We conquered The Fort!

                                                How do we get back down to the ground level??

In our very last and final checkpoint for our Fort Canning and Heritage Trail, we managed to discover yet another interesting historical site; The Fort! We were very much amazed at how The old Fort was still accessible to the public in which we discovered a secret narrow staircase that brought us right to the top of the Fortress! Climbing up the narrow stairs was easy... but it turned out to be extremely challenging for our group to get back to ground level as the stairs seemed to be much more narrower and steeper!! What we found out about this site: The Fort was actually the remains of the Fortress in which it was used by the British for attack and defense purposes during World War II. The fort  had seven 68-pounder guns, two 13- inch mortars and some 14 - pounder cannonades. A cannon was fired 3 times a day in colonial times to help inform British soldiers of the hour.

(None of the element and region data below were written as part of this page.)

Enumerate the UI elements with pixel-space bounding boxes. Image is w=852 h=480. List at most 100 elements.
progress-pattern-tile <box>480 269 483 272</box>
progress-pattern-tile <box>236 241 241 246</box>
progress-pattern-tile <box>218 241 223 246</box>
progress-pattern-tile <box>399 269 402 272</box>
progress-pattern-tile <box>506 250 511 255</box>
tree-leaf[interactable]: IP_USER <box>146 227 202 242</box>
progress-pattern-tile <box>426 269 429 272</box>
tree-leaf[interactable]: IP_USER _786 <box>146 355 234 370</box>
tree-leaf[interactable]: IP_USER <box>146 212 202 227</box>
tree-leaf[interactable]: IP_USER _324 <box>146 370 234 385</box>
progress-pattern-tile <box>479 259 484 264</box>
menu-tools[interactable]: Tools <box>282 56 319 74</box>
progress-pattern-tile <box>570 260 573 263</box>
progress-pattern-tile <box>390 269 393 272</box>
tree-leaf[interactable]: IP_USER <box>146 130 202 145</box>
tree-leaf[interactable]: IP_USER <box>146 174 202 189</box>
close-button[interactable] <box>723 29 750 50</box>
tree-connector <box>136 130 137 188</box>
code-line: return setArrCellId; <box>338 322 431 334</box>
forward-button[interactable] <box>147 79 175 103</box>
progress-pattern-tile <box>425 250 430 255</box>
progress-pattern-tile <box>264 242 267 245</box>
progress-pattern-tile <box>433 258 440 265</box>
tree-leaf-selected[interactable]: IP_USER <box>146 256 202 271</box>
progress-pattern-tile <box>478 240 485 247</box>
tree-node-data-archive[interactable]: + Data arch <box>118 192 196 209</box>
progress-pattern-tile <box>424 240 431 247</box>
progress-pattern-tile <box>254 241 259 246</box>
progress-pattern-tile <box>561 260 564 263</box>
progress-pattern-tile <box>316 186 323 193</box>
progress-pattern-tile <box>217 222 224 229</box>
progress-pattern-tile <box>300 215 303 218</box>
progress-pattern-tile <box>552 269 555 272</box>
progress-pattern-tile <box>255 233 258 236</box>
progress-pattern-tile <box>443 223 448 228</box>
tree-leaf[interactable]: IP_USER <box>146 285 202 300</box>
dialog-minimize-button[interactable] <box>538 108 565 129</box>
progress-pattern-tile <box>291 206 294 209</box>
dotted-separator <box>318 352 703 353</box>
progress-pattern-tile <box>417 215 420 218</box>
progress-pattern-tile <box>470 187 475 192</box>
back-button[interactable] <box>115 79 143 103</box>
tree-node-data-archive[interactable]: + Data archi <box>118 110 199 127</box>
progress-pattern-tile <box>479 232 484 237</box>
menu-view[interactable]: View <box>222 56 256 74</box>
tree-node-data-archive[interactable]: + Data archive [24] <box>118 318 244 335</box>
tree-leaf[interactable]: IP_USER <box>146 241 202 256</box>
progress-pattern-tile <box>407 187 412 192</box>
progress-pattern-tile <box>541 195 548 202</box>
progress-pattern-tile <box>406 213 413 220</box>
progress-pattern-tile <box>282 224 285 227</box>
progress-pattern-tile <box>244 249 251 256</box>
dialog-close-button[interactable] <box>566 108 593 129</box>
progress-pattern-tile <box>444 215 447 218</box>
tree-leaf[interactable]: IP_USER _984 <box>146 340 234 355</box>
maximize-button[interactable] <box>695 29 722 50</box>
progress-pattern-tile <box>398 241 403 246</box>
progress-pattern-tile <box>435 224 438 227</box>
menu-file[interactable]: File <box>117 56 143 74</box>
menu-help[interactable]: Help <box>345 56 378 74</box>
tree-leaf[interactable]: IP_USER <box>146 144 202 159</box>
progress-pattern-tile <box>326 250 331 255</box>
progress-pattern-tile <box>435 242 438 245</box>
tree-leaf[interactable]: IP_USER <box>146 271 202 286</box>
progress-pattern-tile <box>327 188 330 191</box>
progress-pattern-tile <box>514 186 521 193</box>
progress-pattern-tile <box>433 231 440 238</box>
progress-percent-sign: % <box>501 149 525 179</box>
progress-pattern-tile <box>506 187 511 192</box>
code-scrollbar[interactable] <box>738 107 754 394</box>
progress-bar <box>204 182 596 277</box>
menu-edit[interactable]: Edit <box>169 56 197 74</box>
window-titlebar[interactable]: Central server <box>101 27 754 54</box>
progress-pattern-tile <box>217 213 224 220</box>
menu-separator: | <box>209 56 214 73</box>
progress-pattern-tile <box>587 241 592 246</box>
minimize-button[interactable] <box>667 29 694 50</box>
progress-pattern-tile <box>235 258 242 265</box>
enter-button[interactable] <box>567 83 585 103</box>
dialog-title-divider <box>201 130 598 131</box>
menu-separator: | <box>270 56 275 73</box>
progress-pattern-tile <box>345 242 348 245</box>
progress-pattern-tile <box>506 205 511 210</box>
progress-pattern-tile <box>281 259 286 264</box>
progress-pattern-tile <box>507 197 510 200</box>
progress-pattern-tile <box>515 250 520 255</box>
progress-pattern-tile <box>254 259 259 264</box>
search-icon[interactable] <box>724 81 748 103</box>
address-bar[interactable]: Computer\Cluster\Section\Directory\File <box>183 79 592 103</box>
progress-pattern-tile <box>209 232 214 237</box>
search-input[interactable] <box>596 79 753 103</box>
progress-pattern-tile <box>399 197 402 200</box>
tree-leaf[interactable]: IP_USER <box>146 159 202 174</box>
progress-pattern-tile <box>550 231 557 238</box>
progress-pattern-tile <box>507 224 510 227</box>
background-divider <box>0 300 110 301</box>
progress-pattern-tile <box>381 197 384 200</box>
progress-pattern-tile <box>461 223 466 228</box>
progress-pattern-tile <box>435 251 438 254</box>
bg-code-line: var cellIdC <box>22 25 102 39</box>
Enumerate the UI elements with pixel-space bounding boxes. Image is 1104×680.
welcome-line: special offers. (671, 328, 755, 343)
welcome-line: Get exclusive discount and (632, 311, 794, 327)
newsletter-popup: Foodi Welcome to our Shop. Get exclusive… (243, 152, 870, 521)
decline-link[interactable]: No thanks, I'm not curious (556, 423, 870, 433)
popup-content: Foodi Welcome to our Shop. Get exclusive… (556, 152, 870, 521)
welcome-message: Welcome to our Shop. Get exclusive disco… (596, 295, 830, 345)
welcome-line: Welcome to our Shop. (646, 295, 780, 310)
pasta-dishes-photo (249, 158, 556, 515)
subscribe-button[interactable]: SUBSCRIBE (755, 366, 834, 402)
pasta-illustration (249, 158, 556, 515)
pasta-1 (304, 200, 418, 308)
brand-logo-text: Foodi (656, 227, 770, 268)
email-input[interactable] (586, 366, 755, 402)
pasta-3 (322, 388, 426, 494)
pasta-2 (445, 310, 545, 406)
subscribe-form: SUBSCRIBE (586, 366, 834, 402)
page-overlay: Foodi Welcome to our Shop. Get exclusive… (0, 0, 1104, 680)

                                                           VICTORY JUMP AFTER A LONG DAY!!!

A very happy victorious jump from our group after a very tiring yet enjoyable time spent together on this Heritage Trail Blog Journey! We have certainly gained much deeper insights with regards to the history of the different historical sites of early Singapore ranging from Bugis to Waterloo Street to Bras Basar and lastly the Fort Canning Park! P.s We make a great team! Hip Hip Hooray!